Apologies for the lack of recent updates. Team Consoul have been busy with the release of their next-gen handheld. As is common in such cases, the release date slipped due to a longer than expected internal development cycle, and the launch was consequently two weeks late. The project formerly under the working title "Pumpernickel" was officially released as "Jack" (aka "P-Jack") on October 19.
Jack is a bit bigger than your average handheld, weighing in at ten pounds, but provides an entirely new range of visual, aural and err...olfactory experiences. Jack has been warmly received by shareholders and is showing great potential.
In other news, the next generation of home consoles is finally kicking off with Microsoft's XBox360 going on sale in the US today. Two versions are available: the cheaper "Core System" (US$299 without hard drive) and the full "Premium System" (US$399). Games for the 360 have actually been on shelves (and on sale) for some time now. They were distributed to stores early to ensure gamers weren't left without games when the system launched. While there are a respectable number of 360 launch titles (more than a dozen), reviews have been lukewarm on the whole. Most of the 360 launch titles aren't jumping out and screaming next-gen - rather they feel more like current generation games with a high definition makeover. In some cases, that's precisely what they are, though a few new titles like Call of Duty 2 and Sega's Condemned are showing a clear jump above what current generation consoles can offer. Having said that, gamers who have seen Call of Duty 2 on a high end PC won't be blown away by the 360 version.

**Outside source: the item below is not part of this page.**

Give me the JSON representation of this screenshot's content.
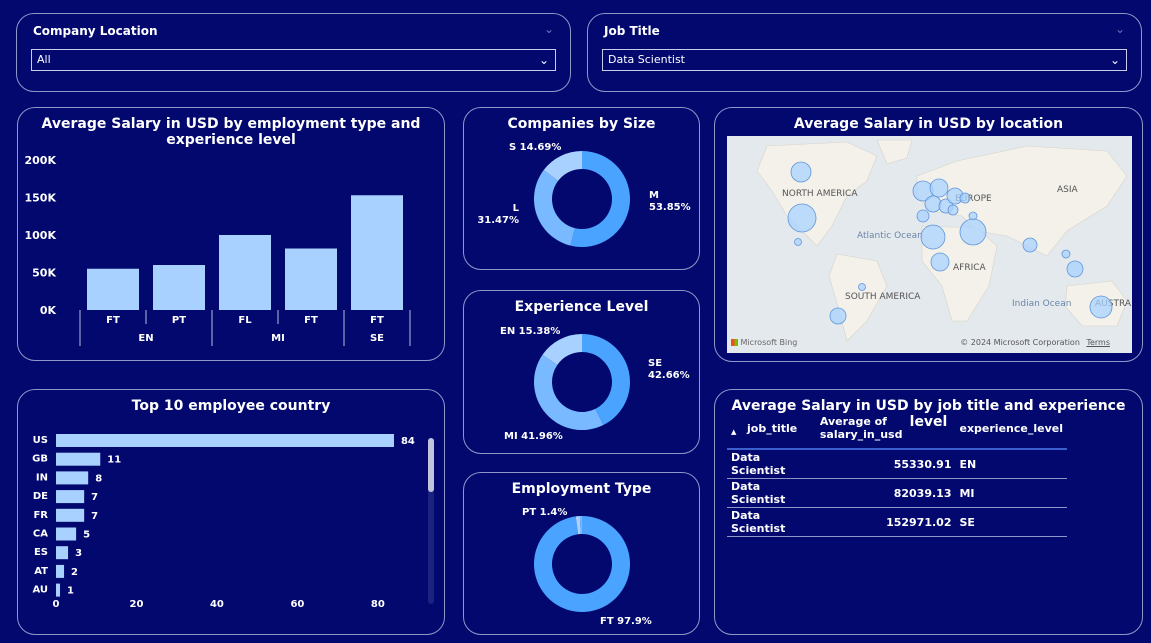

The Premium XBox360 (bottom) is distinguishable from the Core system (top) by it's dark disc tray cover and the removable hard drive enclosure (left).
Microsoft have launched XBox360 just in time for the US holiday season, in the hope of translating the Thanksgiving and Christmas shopping sprees into a well established user base before Sony get PS3 out of the gates. At this early stage, I imagine the XBox360 will prove popular with owners of high definition sets, who will appreciate its native 720p output. The vast majority of gamers (who still have only standard definition displays), will probably adopt the wait-and-see approach. To say there's a high level of awareness and anticipation of Sony's Playstation3 in the gaming community is something of an understatement. Many will resist investing in a 360 until the actual relative capabilities of 360 and PS3 become apparent. Some media outlets have already taken sides, such as Fox News, with their brilliantly subtle piece entitled "Don't buy XBox 360".
Software sells hardware. This is day one for XBox360, so it's a bit early to expect a killer app of Halo proportions, but realistically, that's what Microsoft are going to need in order to maximize their early start advantage.